Output is expected to expand 0.3 percent this year, the economy ministry said, up from a prediction of 0.2 percent in February.

The slightly rosier picture comes after improvements in key indicators — from factory output to business activity — boosted hopes a recovery may be getting under way.

The German economy shrank slightly last year, hit by soaring inflation, a manufacturing slowdown and weakness in trading partners, and has acted as a major drag on the 20-nation eurozone.

But releasing its latest projections, the economy ministry said in a statement there were growing indications of a “turning point”.

“Signs of an economic upturn have increased significantly, especially in recent weeks,” Economy Minister Robert Habeck said at a press conference.

The ministry also cut its forecast for inflation this year to 2.4 percent, from a previous prediction of 2.8 percent, and sees the figure falling below two percent next year.

READ ALSO: Can Germany revive its struggling economy?

“The fall in inflation will lead to consumer demand — people have more money in their wallets again, and will spend this money,” said Habeck.

“So purchasing power is increasing, real wages are rising and this will contribute to a domestic economic recovery.”

Energy prices — which surged after Russia’s 2022 invasion of Ukraine — had also fallen and supply chain woes had eased, he added.

Several months ago there had been expectations of a strong rebound in 2024, with forecasts of growth above one percent, but these were dialled back at the start of the year as the economy continued to languish.

‘Germany has fallen behind’

But improving signs have fuelled hopes the lumbering economy — while not about to break into a sprint — may at least be getting back on its feet.

On Wednesday a closely-watched survey from the Ifo institute showed business sentiment rising for a third consecutive month in April, and more strongly than expected.

A key purchasing managers’ index survey this week showed that business activity in Germany had picked up.

And last week the central bank, the Bundesbank, forecast the economy would expand slightly in the first quarter, dodging a recession, after earlier predicting a contraction.

German Economics Minister Robert Habeck

Economics Minister Robert Habeck (Greens) presents the latest economic forecasts at a press conference in Berlin on Wednesday, April 24th. Photo: picture alliance/dpa | Michael Kappeler

Despite the economy’s improving prospects, growth of 0.3 percent is still slower than other developed economies and below past rates, and officials fret it is unlikely to pick up fast in the years ahead.

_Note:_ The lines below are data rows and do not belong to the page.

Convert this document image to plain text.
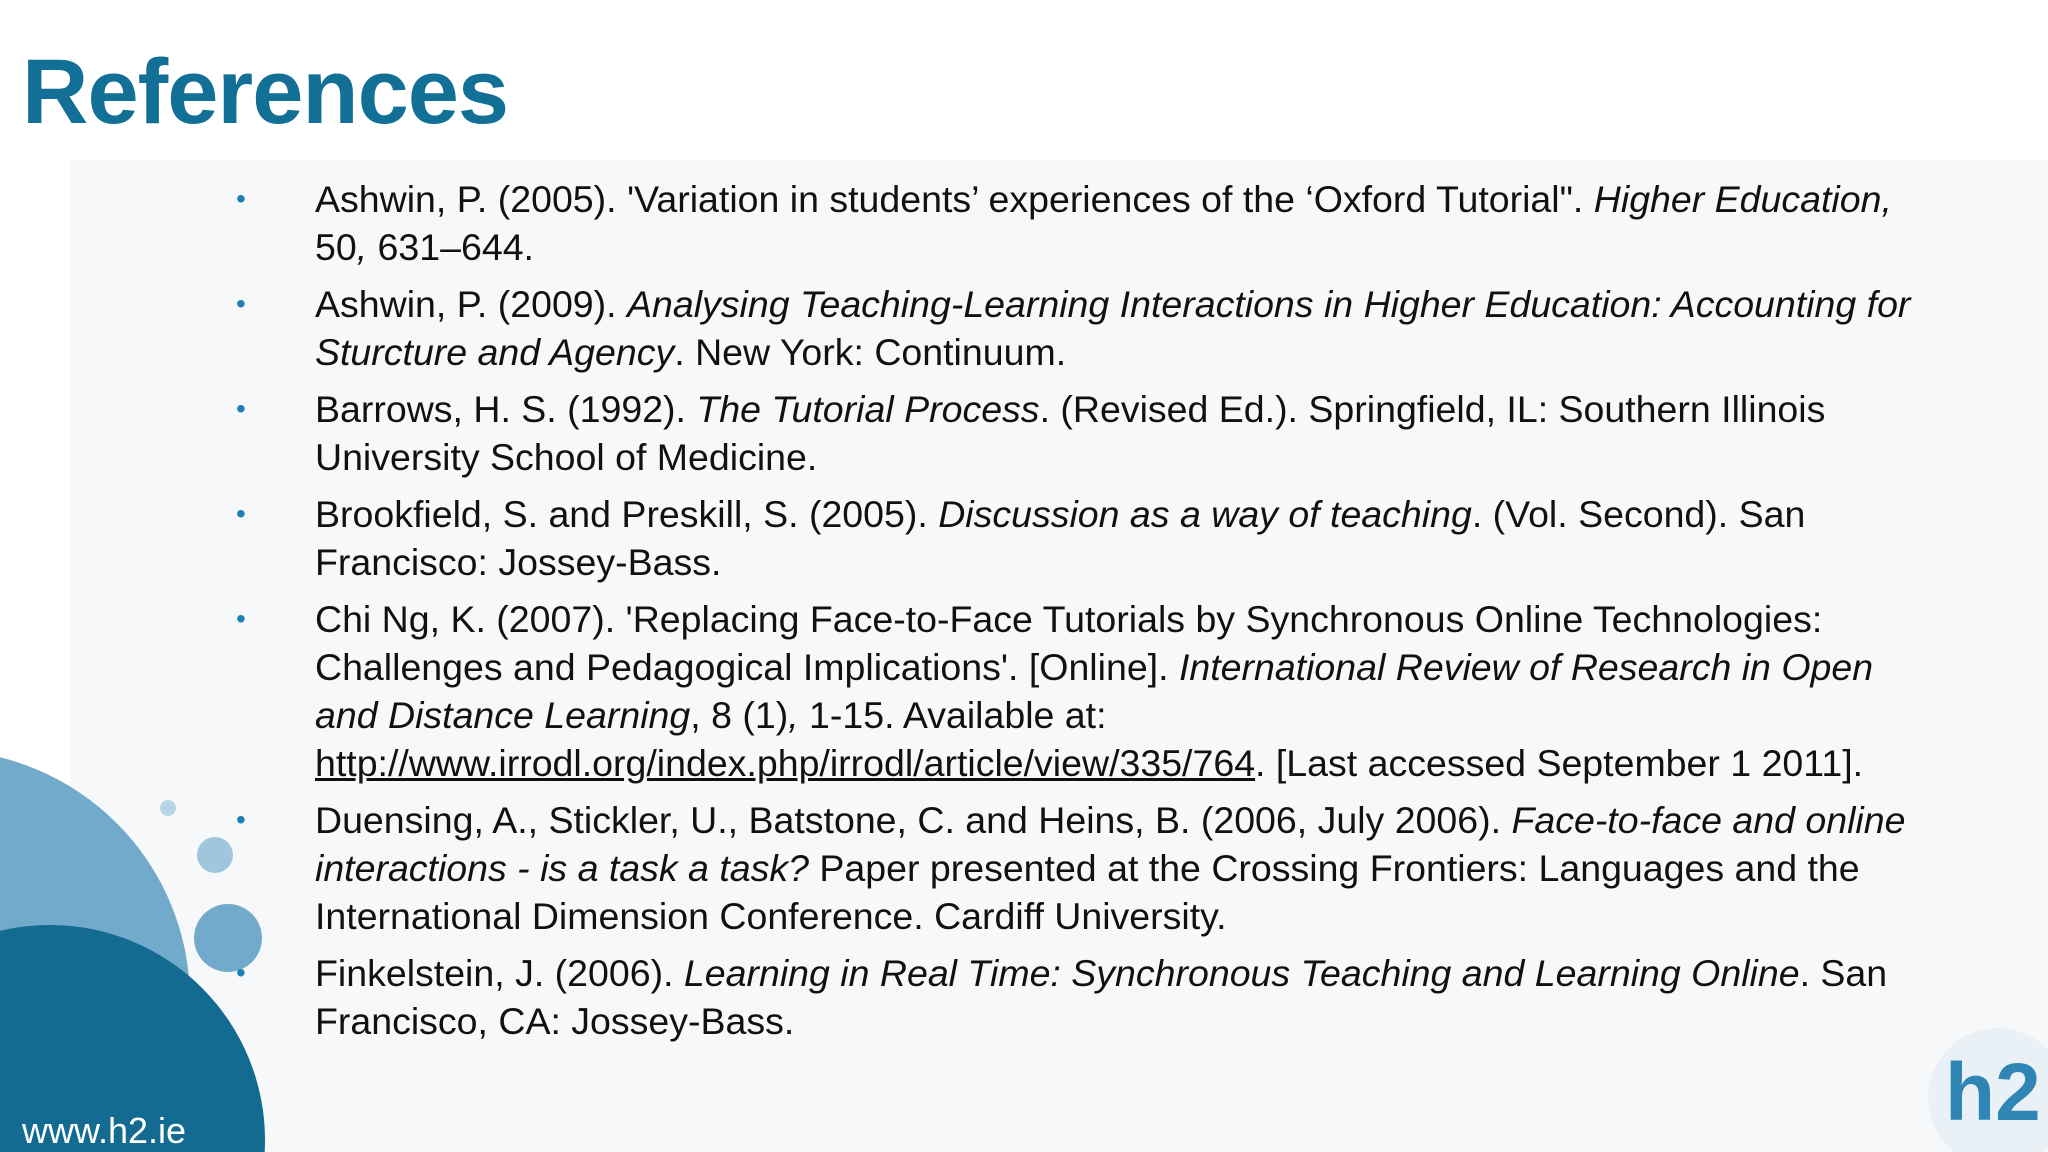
h2
References
• Ashwin, P. (2005). 'Variation in students’ experiences of the ‘Oxford Tutorial". Higher Education, 50, 631–644.
• Ashwin, P. (2009). Analysing Teaching-Learning Interactions in Higher Education: Accounting for Sturcture and Agency. New York: Continuum.
• Barrows, H. S. (1992). The Tutorial Process. (Revised Ed.). Springfield, IL: Southern Illinois University School of Medicine.
• Brookfield, S. and Preskill, S. (2005). Discussion as a way of teaching. (Vol. Second). San Francisco: Jossey-Bass.
• Chi Ng, K. (2007). 'Replacing Face-to-Face Tutorials by Synchronous Online Technologies: Challenges and Pedagogical Implications'. [Online]. International Review of Research in Open and Distance Learning, 8 (1), 1-15. Available at: http://www.irrodl.org/index.php/irrodl/article/view/335/764. [Last accessed September 1 2011].
• Duensing, A., Stickler, U., Batstone, C. and Heins, B. (2006, July 2006). Face-to-face and online interactions - is a task a task? Paper presented at the Crossing Frontiers: Languages and the International Dimension Conference. Cardiff University.
• Finkelstein, J. (2006). Learning in Real Time: Synchronous Teaching and Learning Online. San Francisco, CA: Jossey-Bass.
www.h2.ie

Habeck has repeatedly stressed solutions are needed for deep-rooted problems facing Germany, from an ageing population to labour shortages and a transition towards greener industries that is moving too slowly.

“Germany has fallen behind other countries in terms of competitiveness,” he said. “We still have a lot to do — we have to roll up our sleeves.”

READ ALSO: Which German companies are planning to cut jobs?

Already facing turbulence from pandemic-related supply chain woes, the German economy’s problems deepened dramatically when Russia invaded Ukraine and slashed supplies of gas, hitting the country’s crucial manufacturers hard.

While the energy shock has faded, continued weakness in trading partners such as China, widespread strikes in recent months and higher eurozone interest rates have all prolonged the pain.

The European Central Bank has signalled it could start cutting borrowing costs in June, which would boost the eurozone.

But Habeck stressed that care was still needed as, despite the expectations of imminent easing, “tight monetary policy has not yet been lifted.”

In addition, disagreements in Chancellor Olaf Scholz’s three-party ruling coalition are hindering efforts to reignite growth, critics say.

This week the pro-business FDP party, a coalition partner, faced an angry backlash from Scholz’s SPD when it presented a 12-point plan for an “economic turnaround”, including deep cuts to state benefits.

Christian Lindner, the fiscally hawkish FDP finance minister, welcomed signs of “stabilisation” in the economic forecasts but stressed that projected medium-term growth was “too low to sustainably finance our state”.

“There are no arguments for postponing the economic turnaround,” he added.